“Intelligence analysts study activity in countries all around the world and must read copious documents in many foreign languages. As it is now, analysts must wade through documents manually or use a computer system unable to translate uncommonly spoken languages into English. And current software systems don’t provide good translations of low-resource languages.”
According to the same post, SCRIPTS will transcribe text documents as well as speech from media like videos and news broadcasts in low-resource languages like Hausa and Uyghur. Data analysts will then be able to query the system and it will find and translate relevant material and provide English summaries regarding the information they contain.
“Current software systems don’t provide good translations of low-resource languages”
The solution will combine elements of machine translation (MT) and related natural language processing (NLP) and information retrieval technologies such as text-to-speech (TTS). It is expected to be able to translate 750 million words per day.
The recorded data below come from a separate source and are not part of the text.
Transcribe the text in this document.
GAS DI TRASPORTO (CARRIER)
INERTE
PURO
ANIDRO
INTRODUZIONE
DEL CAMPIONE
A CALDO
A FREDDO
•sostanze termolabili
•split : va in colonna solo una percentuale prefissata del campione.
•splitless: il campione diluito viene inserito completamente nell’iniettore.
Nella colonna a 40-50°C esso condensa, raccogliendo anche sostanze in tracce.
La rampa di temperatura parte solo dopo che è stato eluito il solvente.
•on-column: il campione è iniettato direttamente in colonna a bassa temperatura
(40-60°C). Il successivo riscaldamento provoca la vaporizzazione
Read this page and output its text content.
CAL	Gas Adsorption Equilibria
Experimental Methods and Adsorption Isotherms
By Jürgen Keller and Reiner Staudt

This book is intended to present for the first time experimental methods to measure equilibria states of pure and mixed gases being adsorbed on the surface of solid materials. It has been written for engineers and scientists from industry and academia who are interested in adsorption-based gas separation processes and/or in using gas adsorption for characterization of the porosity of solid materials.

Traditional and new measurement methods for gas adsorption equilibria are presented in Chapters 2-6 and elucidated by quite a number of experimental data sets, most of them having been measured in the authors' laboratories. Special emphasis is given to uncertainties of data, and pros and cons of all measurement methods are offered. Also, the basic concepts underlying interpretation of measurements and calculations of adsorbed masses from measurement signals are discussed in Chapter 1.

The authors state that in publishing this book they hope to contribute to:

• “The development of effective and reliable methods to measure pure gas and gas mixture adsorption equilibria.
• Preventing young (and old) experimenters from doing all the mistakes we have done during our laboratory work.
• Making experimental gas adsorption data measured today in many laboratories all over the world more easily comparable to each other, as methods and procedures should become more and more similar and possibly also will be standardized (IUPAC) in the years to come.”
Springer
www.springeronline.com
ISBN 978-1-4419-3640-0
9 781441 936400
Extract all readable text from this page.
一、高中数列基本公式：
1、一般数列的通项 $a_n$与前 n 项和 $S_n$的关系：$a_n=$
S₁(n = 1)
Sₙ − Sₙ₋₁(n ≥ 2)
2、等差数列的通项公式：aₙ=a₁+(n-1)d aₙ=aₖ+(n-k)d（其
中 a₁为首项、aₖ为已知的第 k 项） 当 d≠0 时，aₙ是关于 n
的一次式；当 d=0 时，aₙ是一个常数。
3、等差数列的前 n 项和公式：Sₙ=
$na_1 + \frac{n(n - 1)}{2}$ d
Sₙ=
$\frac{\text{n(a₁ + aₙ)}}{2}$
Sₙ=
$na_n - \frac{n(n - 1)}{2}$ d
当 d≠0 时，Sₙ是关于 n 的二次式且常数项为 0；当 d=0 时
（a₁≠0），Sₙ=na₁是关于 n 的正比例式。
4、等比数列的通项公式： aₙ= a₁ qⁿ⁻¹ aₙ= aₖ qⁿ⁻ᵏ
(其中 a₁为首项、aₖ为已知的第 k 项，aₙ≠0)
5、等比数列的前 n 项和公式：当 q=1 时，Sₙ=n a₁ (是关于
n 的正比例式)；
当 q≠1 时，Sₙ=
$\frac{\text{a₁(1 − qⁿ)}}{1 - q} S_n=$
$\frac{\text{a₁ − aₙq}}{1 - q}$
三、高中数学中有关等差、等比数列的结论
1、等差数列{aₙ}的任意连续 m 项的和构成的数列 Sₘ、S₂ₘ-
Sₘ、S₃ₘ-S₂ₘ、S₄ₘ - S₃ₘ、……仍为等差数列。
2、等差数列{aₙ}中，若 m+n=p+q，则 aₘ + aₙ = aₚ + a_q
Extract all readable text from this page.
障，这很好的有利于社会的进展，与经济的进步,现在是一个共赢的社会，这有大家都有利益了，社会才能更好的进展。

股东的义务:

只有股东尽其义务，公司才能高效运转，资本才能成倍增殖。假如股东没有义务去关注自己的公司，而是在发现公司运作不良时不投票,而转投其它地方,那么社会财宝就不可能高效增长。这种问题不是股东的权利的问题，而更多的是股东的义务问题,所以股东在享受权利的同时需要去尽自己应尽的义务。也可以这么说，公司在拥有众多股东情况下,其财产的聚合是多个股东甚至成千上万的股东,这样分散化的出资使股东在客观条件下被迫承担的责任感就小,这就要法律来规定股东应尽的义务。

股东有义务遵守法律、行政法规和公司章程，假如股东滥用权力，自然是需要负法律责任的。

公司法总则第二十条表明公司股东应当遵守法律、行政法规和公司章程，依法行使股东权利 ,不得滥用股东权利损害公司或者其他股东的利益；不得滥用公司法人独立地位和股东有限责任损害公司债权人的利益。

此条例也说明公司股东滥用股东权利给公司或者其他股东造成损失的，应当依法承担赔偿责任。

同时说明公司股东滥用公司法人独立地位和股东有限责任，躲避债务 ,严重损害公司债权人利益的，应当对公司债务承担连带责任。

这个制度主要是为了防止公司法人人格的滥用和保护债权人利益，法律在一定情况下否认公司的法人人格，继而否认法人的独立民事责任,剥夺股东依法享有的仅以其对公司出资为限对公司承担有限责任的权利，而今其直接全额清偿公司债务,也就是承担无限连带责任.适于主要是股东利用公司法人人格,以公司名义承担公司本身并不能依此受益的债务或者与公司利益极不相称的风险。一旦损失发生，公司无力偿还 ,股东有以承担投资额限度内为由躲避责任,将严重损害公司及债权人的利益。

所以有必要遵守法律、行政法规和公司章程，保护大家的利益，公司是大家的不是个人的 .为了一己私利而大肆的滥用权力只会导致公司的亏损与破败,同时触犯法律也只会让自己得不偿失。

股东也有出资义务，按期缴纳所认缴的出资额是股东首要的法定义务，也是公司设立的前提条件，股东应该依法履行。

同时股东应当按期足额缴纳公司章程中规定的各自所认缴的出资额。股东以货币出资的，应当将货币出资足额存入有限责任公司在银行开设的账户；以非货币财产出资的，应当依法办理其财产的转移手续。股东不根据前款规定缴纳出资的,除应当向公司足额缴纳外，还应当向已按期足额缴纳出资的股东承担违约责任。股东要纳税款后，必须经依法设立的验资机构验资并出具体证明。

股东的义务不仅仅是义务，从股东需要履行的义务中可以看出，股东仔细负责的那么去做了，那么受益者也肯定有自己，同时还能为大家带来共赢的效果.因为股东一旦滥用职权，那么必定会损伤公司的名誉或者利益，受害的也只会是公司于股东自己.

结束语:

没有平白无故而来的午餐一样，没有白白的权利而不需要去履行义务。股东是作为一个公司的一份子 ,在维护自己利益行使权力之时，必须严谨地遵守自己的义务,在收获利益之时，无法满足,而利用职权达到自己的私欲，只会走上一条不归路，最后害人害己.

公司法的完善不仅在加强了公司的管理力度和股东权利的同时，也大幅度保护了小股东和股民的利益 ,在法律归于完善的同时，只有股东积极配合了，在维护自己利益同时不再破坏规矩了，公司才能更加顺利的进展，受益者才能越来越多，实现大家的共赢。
The US faces ever increasing volumes of multilingual information in its foreign operations. Just last month, the US Department of Defense awarded Virginia-based Multilingual Solutions a USD 39m contract to help with translation work.
Quite a Team
Research team head McKeown is an authority in the field of NLP and is no stranger to US government-funded projects for organizations like IARPA and the Defense Advanced Research Projects Agency (DARPA).
McKeown assembled a team of researchers in relevant fields such as machine translation and as text-to-speech across Columbia University, Cambridge University, the University of Maryland, Edinburgh University, and Yale.
Many members of the research team, like McKeown, have worked on similar government-funded projects before, such as DARPA’s LORELEI (Low Resource Languages for Emergent Incidents), a USD 26m MT project for lesser known languages.
Additionally, Columbia University recently sought out an Associate Research Scientist to specifically work on SCRIPTS. The job posting is still up as of this writing, though the earliest proposed start date is November 6, 2017.